“But I Need Your Help Now”

Is zombie culture currently so popular in America because it’s actually a mirror rather than a fantasy?

People seem so strange now, and not in the same ways we’ve always been strange. It’s somewhat a reflection of the era we live in. Every generation thinks it’s going through extreme times–and they’re all right, of course–but I think we’re particularly doing so. It’s the disaster of the economy, the disquiet of the technological revolution and the way our new tools enable us to opt out mentally and emotionally into the white noise of personalization, even as we’re more connected than ever. Sometimes the streets in Manhattan seem like a necropolis, a sea of dead stares, heads pointed down at screens. You see a bright face for a moment, a flicker of recognition, and then it disappears. 

But it’s more than just a fractured form of capitalism and what our new tools have wrought: There’s quietly an epidemic of painkillers in the U.S. that’s made junkies of so many people you see across the space of a day. I’ve heard anecdotal evidence from people I’ve met who work in pharmaceuticals and hospitals, but the numbers back it up. We have a lot of people in our midst who are high and low–an army of zombies.

What and whom conspired to make OxyContin and the like so available, so prescribable? From Celine Gounder’s New Yorker blog post about the pain-pill epidemic:

“When I started working as a medical resident, in 2004, I heard from a patient I had inherited from a graduating resident. The patient had an appointment scheduled in a couple weeks. ‘But I need your help now,’ he said.

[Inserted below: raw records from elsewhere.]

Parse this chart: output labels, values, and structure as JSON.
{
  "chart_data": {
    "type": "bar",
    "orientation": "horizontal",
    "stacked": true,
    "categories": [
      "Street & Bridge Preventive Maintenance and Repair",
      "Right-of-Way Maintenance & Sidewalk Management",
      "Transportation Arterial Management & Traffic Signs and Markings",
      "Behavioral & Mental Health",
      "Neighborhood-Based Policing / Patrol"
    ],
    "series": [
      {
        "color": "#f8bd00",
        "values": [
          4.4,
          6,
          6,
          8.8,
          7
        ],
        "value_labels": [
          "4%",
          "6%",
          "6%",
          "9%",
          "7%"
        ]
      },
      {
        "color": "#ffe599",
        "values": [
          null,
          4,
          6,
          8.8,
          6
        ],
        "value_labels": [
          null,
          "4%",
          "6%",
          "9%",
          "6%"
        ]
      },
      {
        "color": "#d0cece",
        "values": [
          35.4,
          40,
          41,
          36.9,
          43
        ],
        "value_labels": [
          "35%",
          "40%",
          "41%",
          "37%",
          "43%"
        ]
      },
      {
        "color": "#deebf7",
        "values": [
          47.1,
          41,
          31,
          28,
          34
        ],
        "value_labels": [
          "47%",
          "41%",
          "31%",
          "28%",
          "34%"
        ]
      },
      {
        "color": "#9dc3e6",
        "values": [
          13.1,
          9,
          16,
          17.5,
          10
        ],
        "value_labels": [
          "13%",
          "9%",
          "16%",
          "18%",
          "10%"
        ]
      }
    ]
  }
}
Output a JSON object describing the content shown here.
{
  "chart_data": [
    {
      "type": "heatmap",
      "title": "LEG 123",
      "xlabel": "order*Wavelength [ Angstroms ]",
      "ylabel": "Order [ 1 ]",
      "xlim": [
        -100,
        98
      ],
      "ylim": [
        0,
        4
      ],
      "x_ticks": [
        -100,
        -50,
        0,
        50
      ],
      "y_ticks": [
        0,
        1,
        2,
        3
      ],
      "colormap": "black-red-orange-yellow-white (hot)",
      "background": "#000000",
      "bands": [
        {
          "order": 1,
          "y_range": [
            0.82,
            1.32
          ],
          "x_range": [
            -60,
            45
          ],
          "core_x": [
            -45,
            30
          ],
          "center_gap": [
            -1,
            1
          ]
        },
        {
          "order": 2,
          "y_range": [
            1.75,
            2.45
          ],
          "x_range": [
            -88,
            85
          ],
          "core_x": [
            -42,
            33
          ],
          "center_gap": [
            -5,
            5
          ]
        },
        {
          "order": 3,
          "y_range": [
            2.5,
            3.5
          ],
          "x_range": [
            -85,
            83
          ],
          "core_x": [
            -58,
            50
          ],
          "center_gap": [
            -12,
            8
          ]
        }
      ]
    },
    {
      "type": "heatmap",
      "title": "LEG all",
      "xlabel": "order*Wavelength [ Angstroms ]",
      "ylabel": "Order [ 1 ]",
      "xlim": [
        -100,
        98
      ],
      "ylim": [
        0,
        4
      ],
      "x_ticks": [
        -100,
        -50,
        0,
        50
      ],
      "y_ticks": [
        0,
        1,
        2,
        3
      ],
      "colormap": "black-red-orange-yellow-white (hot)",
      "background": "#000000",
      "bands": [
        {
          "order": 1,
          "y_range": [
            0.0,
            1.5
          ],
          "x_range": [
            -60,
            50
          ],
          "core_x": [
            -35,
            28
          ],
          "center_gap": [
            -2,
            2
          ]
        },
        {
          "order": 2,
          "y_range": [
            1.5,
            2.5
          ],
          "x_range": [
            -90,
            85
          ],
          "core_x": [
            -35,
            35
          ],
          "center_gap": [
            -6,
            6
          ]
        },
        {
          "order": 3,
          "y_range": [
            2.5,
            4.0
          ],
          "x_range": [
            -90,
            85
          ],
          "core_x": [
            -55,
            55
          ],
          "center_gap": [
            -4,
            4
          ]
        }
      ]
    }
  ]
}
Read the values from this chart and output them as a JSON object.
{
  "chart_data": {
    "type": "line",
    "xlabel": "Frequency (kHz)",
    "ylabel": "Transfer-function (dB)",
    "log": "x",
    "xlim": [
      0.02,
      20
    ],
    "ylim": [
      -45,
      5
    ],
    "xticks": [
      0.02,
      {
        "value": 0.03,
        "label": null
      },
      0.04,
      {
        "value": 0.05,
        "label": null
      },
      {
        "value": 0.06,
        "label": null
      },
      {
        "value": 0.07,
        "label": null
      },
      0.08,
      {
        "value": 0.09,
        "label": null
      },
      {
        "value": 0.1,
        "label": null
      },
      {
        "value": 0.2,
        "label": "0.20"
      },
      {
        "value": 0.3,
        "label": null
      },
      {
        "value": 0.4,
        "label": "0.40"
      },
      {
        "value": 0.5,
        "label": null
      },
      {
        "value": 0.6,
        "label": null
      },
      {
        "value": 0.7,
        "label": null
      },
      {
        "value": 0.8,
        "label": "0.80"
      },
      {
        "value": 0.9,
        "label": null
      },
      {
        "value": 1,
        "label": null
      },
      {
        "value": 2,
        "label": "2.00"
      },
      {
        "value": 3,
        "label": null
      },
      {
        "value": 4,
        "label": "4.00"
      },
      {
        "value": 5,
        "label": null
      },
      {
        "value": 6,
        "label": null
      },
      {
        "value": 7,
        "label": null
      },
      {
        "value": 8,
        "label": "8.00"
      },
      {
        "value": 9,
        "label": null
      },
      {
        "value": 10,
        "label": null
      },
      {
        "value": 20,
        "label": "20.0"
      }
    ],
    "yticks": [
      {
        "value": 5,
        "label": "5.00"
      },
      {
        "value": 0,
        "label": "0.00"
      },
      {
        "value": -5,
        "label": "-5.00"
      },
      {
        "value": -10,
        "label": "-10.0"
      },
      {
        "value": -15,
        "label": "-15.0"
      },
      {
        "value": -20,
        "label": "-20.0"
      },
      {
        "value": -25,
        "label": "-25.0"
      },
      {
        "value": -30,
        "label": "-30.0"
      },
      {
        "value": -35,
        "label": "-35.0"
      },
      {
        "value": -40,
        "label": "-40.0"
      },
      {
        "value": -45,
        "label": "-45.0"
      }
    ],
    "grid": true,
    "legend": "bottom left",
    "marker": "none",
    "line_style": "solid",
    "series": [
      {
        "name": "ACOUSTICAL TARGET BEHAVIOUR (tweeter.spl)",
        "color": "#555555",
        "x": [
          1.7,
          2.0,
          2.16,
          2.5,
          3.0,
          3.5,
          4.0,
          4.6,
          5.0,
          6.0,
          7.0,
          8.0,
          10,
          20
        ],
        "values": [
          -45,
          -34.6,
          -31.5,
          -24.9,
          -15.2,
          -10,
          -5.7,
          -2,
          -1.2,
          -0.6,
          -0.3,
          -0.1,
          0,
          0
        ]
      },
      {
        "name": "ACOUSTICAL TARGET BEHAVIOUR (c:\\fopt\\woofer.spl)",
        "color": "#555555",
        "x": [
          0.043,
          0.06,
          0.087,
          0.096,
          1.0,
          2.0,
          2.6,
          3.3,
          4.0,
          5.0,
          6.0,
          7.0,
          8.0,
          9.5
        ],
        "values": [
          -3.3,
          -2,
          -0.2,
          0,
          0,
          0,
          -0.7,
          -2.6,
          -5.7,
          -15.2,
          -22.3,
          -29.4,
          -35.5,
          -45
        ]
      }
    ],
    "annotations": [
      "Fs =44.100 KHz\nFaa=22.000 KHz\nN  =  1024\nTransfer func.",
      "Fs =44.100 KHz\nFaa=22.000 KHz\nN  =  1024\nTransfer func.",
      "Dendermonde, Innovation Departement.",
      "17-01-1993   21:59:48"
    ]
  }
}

He was a former construction worker who had hurt himself on the job a couple of years earlier. He told me, ‘I also need some more OxyContin to tide me over until I can see you.’ The hospital computer system told me that he had been taking twenty milligrams of OxyContin, three times a day, for at least the last couple of years. I had rarely seen such high doses of narcotics prescribed for such long periods of time. I’d seen narcotics prescribed in the hospital to patients who had been injured, or to those with pain from an operation or from cancer. But I didn’t have much experience with narcotics for outpatients. I figured that if the previous resident—now a fully licensed doctor—was doing this, then it must be O.K.

What I didn’t know was that my time in medical school had coincided with a boom in the prescribing of narcotics by outpatient doctors, driven partly by the pharmaceutical companies that sold those drugs. Between 1999 and 2010, sales of these ‘opioid analgesics’—medications like Vicodin, Percocet, and OxyContin—quadrupled.”